Beberapa Peribahasa yang Harusnya Direvisi
Kayaknya
nggak ada deh yang nggak suka sama quotation
atau kalimat mutiara atau peribahasa. Bahkan, kalimat-kalimat yang bagus ini
udah jadi sasaran empuk kena retweet
di Twitter. Coba dipikir-pikir sekali lagi, akun Twitter mana yang nggak pernah
ngetwit kalimat-kalimat mutiara dari seorang tokoh atau publik figur? Minimal
dalam sehari, pasti ada satu atau lebih twit berisi quotation / peribahasa. Atau nggak, minimal di ngeritwit akun yang
khusus ngetwit peribahasa atau quote.
Makanya nggak heran, akun yang khusus ngetwit kalimat-kalimat bagus ini
followernya pasti nggak sedikit.
Tapi
buat gue, nggak semua peribahasa atau quote ini dapat terus digunakan. Ada
beberapa peribahasa atau quote yang
harus direvisi seiring berjalannya timeline Twitter. Berikut adalah beberapa
contohnya.
“Don’t
Judge a Book by It’s Cover”
Semua
orang yang pernah muda dan semua orang yang telah menjadi orang tua, pasti udah
ngerti banget peribahasa di atas. Sampai sekarang pun, gue masih nggak tau
siapa pencetus peribahasa di atas yang artinya “Jangan menilai seseorang dari
penampilan luarnya saja”. Nah, di sela-sela kesibukan gue sebagai seorang
playboy, iya, playboy yang sering dikucilkan dari lingkungan sekitar gara-gara
ketidakhobiannya memainkan wanita, gue sering mikir dan mencari di mana letak
keabsahan peribahasa ini.
Di
jaman “yang nyakitin yang dipertahanin” atau di jaman semua bisa dilakukan
secara online, bahkan pacaran pun
bisa online (LDR), peribahasa ini benar-benar menjadi ganjalan besar. Setelah
mengalami jatuh bangun di tiga generasi jejaring sosial seperti Friendster,
Facebook, dan Twitter, dan sempet baca-baca buku psikologi juga, gue melihat
bahwa human was born to judge.
STORY 1
Setelah
pisah sama teman SMA karena kami udah memilih kampusnya masing-masing, pasti
nanti ada yang namanya reuni, atau temu kangen, atau ngumpul-ngumpul lucu. Nah,
selama rentang waktu yang lama itu, aktivitas komunikasi antar teman SMA kebanyakan
berlangsung di BBM atau jejaring sosial.
Lama
nggak ketemu, tentu banyak perubahan yang berubah dari diri masing-masing.

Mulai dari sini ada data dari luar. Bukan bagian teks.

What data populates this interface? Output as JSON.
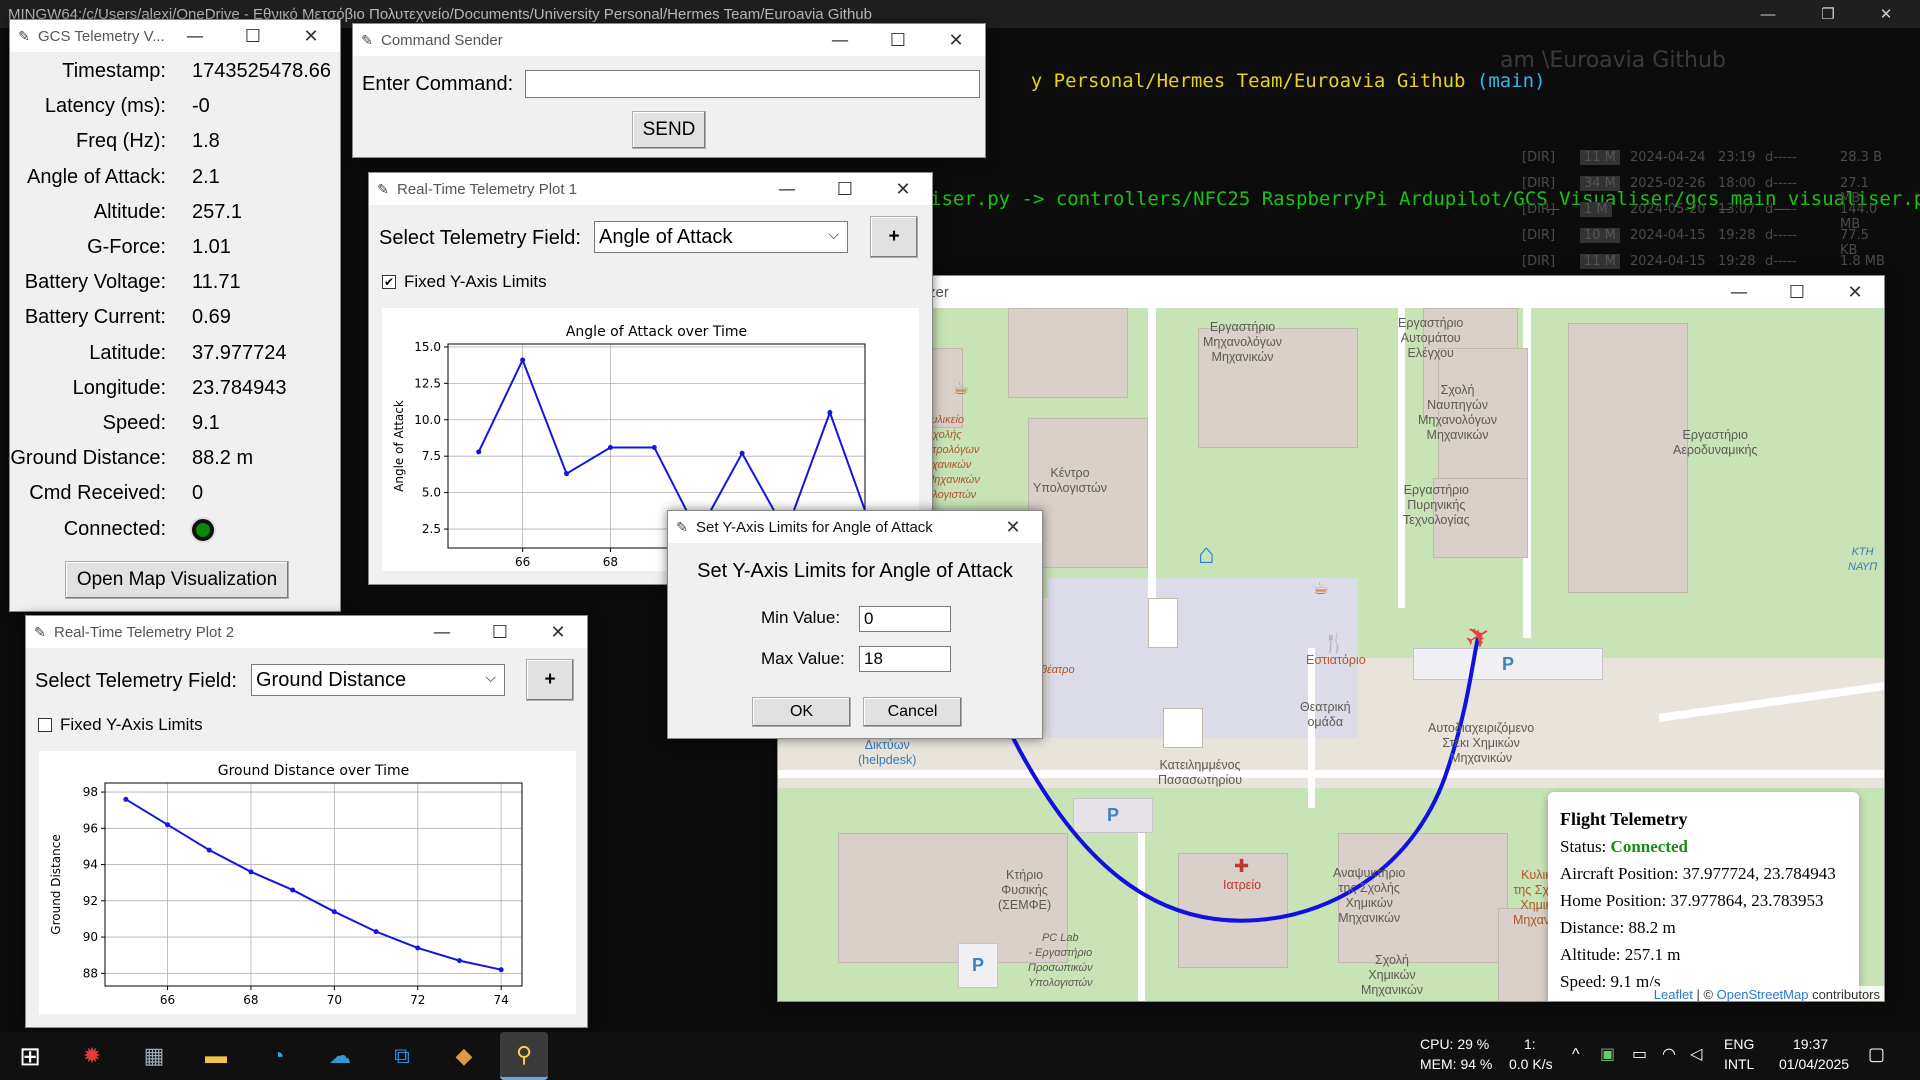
{
  "terminal": {
    "title": "MINGW64:/c/Users/alexi/OneDrive - Εθνικό Μετσόβιο Πολυτεχνείο/Documents/University Personal/Hermes Team/Euroavia Github",
    "path_line": "y Personal/Hermes Team/Euroavia Github",
    "branch": "(main)",
    "rename_line": "iser.py -> controllers/NFC25 RaspberryPi Ardupilot/GCS_Visualiser/gcs_main_visualiser.p",
    "ghost_path": "am \\Euroavia Github",
    "ghost_rows": [
      {
        "name": "[DIR]",
        "size": "11 M",
        "date": "2024-04-24",
        "time": "23:19",
        "attr": "d-----",
        "bytes": "28.3 B"
      },
      {
        "name": "[DIR]",
        "size": "34 M",
        "date": "2025-02-26",
        "time": "18:00",
        "attr": "d-----",
        "bytes": "27.1 MB"
      },
      {
        "name": "[DIR]",
        "size": "1 M",
        "date": "2024-05-20",
        "time": "13:07",
        "attr": "d-----",
        "bytes": "144.0 MB"
      },
      {
        "name": "[DIR]",
        "size": "10 M",
        "date": "2024-04-15",
        "time": "19:28",
        "attr": "d-----",
        "bytes": "77.5 KB"
      },
      {
        "name": "[DIR]",
        "size": "11 M",
        "date": "2024-04-15",
        "time": "19:28",
        "attr": "d-----",
        "bytes": "1.8 MB"
      }
    ]
  },
  "telemetry_window": {
    "title": "GCS Telemetry V...",
    "fields": [
      {
        "label": "Timestamp:",
        "value": "1743525478.66"
      },
      {
        "label": "Latency (ms):",
        "value": "-0"
      },
      {
        "label": "Freq (Hz):",
        "value": "1.8"
      },
      {
        "label": "Angle of Attack:",
        "value": "2.1"
      },
      {
        "label": "Altitude:",
        "value": "257.1"
      },
      {
        "label": "G-Force:",
        "value": "1.01"
      },
      {
        "label": "Battery Voltage:",
        "value": "11.71"
      },
      {
        "label": "Battery Current:",
        "value": "0.69"
      },
      {
        "label": "Latitude:",
        "value": "37.977724"
      },
      {
        "label": "Longitude:",
        "value": "23.784943"
      },
      {
        "label": "Speed:",
        "value": "9.1"
      },
      {
        "label": "Ground Distance:",
        "value": "88.2 m"
      },
      {
        "label": "Cmd Received:",
        "value": "0"
      }
    ],
    "connected_label": "Connected:",
    "connected_color": "#0a8a0a",
    "open_map_button": "Open Map Visualization"
  },
  "command_window": {
    "title": "Command Sender",
    "label": "Enter Command:",
    "input_value": "",
    "send_button": "SEND"
  },
  "plot1_window": {
    "title": "Real-Time Telemetry Plot 1",
    "select_label": "Select Telemetry Field:",
    "selected_field": "Angle of Attack",
    "add_button": "+",
    "fixed_limits_label": "Fixed Y-Axis Limits",
    "fixed_limits_checked": true,
    "check_mark": "✔"
  },
  "plot2_window": {
    "title": "Real-Time Telemetry Plot 2",
    "select_label": "Select Telemetry Field:",
    "selected_field": "Ground Distance",
    "add_button": "+",
    "fixed_limits_label": "Fixed Y-Axis Limits",
    "fixed_limits_checked": false
  },
  "dialog": {
    "title": "Set Y-Axis Limits for Angle of Attack",
    "heading": "Set Y-Axis Limits for Angle of Attack",
    "min_label": "Min Value:",
    "min_value": "0",
    "max_label": "Max Value:",
    "max_value": "18",
    "ok_button": "OK",
    "cancel_button": "Cancel"
  },
  "map_window": {
    "title": "zer",
    "popup": {
      "title": "Flight Telemetry",
      "status_label": "Status:",
      "status_value": "Connected",
      "aircraft": "Aircraft Position: 37.977724, 23.784943",
      "home": "Home Position: 37.977864, 23.783953",
      "distance": "Distance: 88.2 m",
      "altitude": "Altitude: 257.1 m",
      "speed": "Speed: 9.1 m/s"
    },
    "attribution_leaflet": "Leaflet",
    "attribution_sep": "| ©",
    "attribution_osm": "OpenStreetMap",
    "attribution_rest": "contributors",
    "labels": [
      "Εργαστήριο\nΑυτομάτου\nΕλέγχου",
      "Εργαστήριο\nΜηχανολόγων\nΜηχανικών",
      "Σχολή\nΝαυπηγών\nΜηχανολόγων\nΜηχανικών",
      "Εργαστήριο\nΑεροδυναμικής",
      "Κέντρο\nΥπολογιστών",
      "Κυλικείο\nΣχολής\nΗλεκτρολόγων\nΜηχανικών\nκαι Μηχανικών\nΥπολογιστών",
      "Εργαστήριο\nΠυρηνικής\nΤεχνολογίας",
      "Εστιατόριο",
      "Θεατρική\nομάδα",
      "Αυτοδιαχειριζόμενο\nΣτέκι Χημικών\nΜηχανικών",
      "Κατειλημμένος\nΠασασωτηρίου",
      "Κτήριο\nΦυσικής\n(ΣΕΜΦΕ)",
      "Ιατρείο",
      "Αναψυκτήριο\nτης Σχολής\nΧημικών\nΜηχανικών",
      "Κυλικείο\nτης Σχολής\nΧημικών\nΜηχανικών",
      "Σχολή\nΧημικών\nΜηχανικών",
      "PC Lab\n- Εργαστήριο\nΠροσωπικών\nΥπολογιστών",
      "Δικτύων\n(helpdesk)",
      "Αμφιθέατρο",
      "ΚΤΗ\nΝΑΥΠ"
    ]
  },
  "plot1_chart": {
    "chart_data": {
      "type": "line",
      "title": "Angle of Attack over Time",
      "xlabel": "",
      "ylabel": "Angle of Attack",
      "x": [
        65,
        66,
        67,
        68,
        69,
        70,
        71,
        72,
        73,
        74
      ],
      "y": [
        7.8,
        14.1,
        6.3,
        8.1,
        8.1,
        2.2,
        7.7,
        2.3,
        10.5,
        2.1
      ],
      "xticks": [
        "66",
        "68"
      ],
      "yticks": [
        "2.5",
        "5.0",
        "7.5",
        "10.0",
        "12.5",
        "15.0"
      ],
      "xlim": [
        64.3,
        73.8
      ],
      "ylim": [
        1.2,
        15.2
      ],
      "grid": true,
      "color": "#1515e0"
    }
  },
  "plot2_chart": {
    "chart_data": {
      "type": "line",
      "title": "Ground Distance over Time",
      "xlabel": "",
      "ylabel": "Ground Distance",
      "x": [
        65,
        66,
        67,
        68,
        69,
        70,
        71,
        72,
        73,
        74
      ],
      "y": [
        97.6,
        96.2,
        94.8,
        93.6,
        92.6,
        91.4,
        90.3,
        89.4,
        88.7,
        88.2
      ],
      "xticks": [
        "66",
        "68",
        "70",
        "72",
        "74"
      ],
      "yticks": [
        "88",
        "90",
        "92",
        "94",
        "96",
        "98"
      ],
      "xlim": [
        64.5,
        74.5
      ],
      "ylim": [
        87.3,
        98.5
      ],
      "grid": true,
      "color": "#1515e0"
    }
  },
  "taskbar": {
    "cpu": "CPU: 29 %",
    "mem": "MEM: 94 %",
    "net1": "1:",
    "net2": "0.0 K/s",
    "lang1": "ENG",
    "lang2": "INTL",
    "time": "19:37",
    "date": "01/04/2025"
  }
}
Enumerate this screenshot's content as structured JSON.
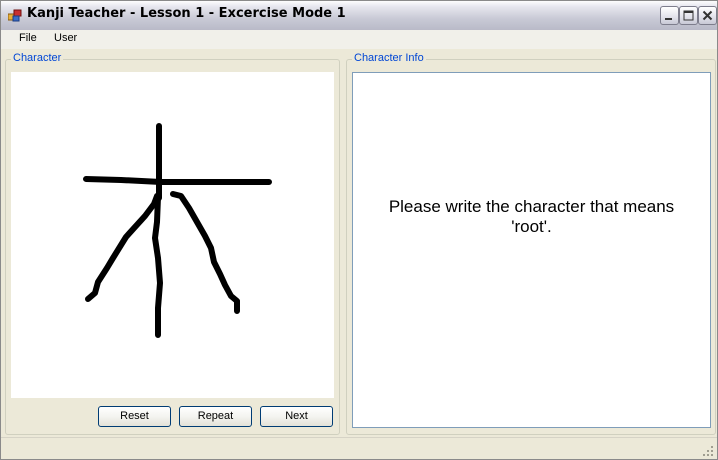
{
  "window": {
    "title": "Kanji Teacher - Lesson 1 - Excercise Mode 1",
    "icon": "app-icon"
  },
  "menu": {
    "items": [
      {
        "label": "File"
      },
      {
        "label": "User"
      }
    ]
  },
  "character_panel": {
    "title": "Character",
    "buttons": {
      "reset": "Reset",
      "repeat": "Repeat",
      "next": "Next"
    }
  },
  "info_panel": {
    "title": "Character Info",
    "prompt": "Please write the character that means 'root'."
  },
  "colors": {
    "group_title": "#0046d5",
    "window_bg": "#ece9d8",
    "ink": "#000000"
  }
}
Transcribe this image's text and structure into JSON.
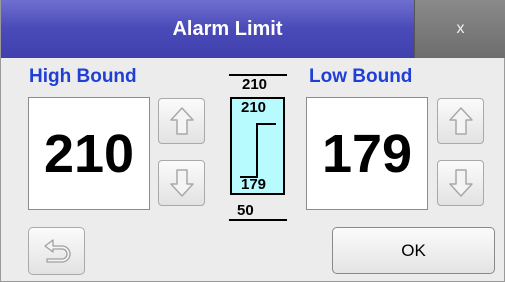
{
  "dialog": {
    "title": "Alarm Limit",
    "close_label": "x"
  },
  "high_bound": {
    "label": "High Bound",
    "value": "210"
  },
  "low_bound": {
    "label": "Low Bound",
    "value": "179"
  },
  "scale": {
    "max": "210",
    "min": "50",
    "indicator_high": "210",
    "indicator_low": "179"
  },
  "buttons": {
    "ok_label": "OK"
  },
  "icons": {
    "up": "up-arrow-icon",
    "down": "down-arrow-icon",
    "back": "return-arrow-icon"
  },
  "colors": {
    "title_bar": "#4a4ab8",
    "label": "#1f3fd6",
    "indicator_fill": "#b8fbff",
    "close_bar": "#7a7a7a"
  }
}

Sebut saja Mariska. Dia adalah temen cewek gue waktu SMA yang sampai sekarang
cuma menjadi sebuah kisah klasik untuk masa depan. Walau sudah berpisah dia di
mana gue di mana, kami tetep komunikasi via jejaring sosial. Facebook, Twitter,
dan BBM. Di status FB, Mariska ini kerjaannya ngeluh. Di Twitter, Mariska
kerjaannya ngomel-ngomel dan nyeritain masalah. Di Status BBM, dia nyinyir atau
nyumpain orang. Hebatnya, ini dia lakukan setiap hari. Gue pun mikir kalau
setiap hari hidupnya ini isinya cuma masalah. Nah, sifat manusiawi gue muncul.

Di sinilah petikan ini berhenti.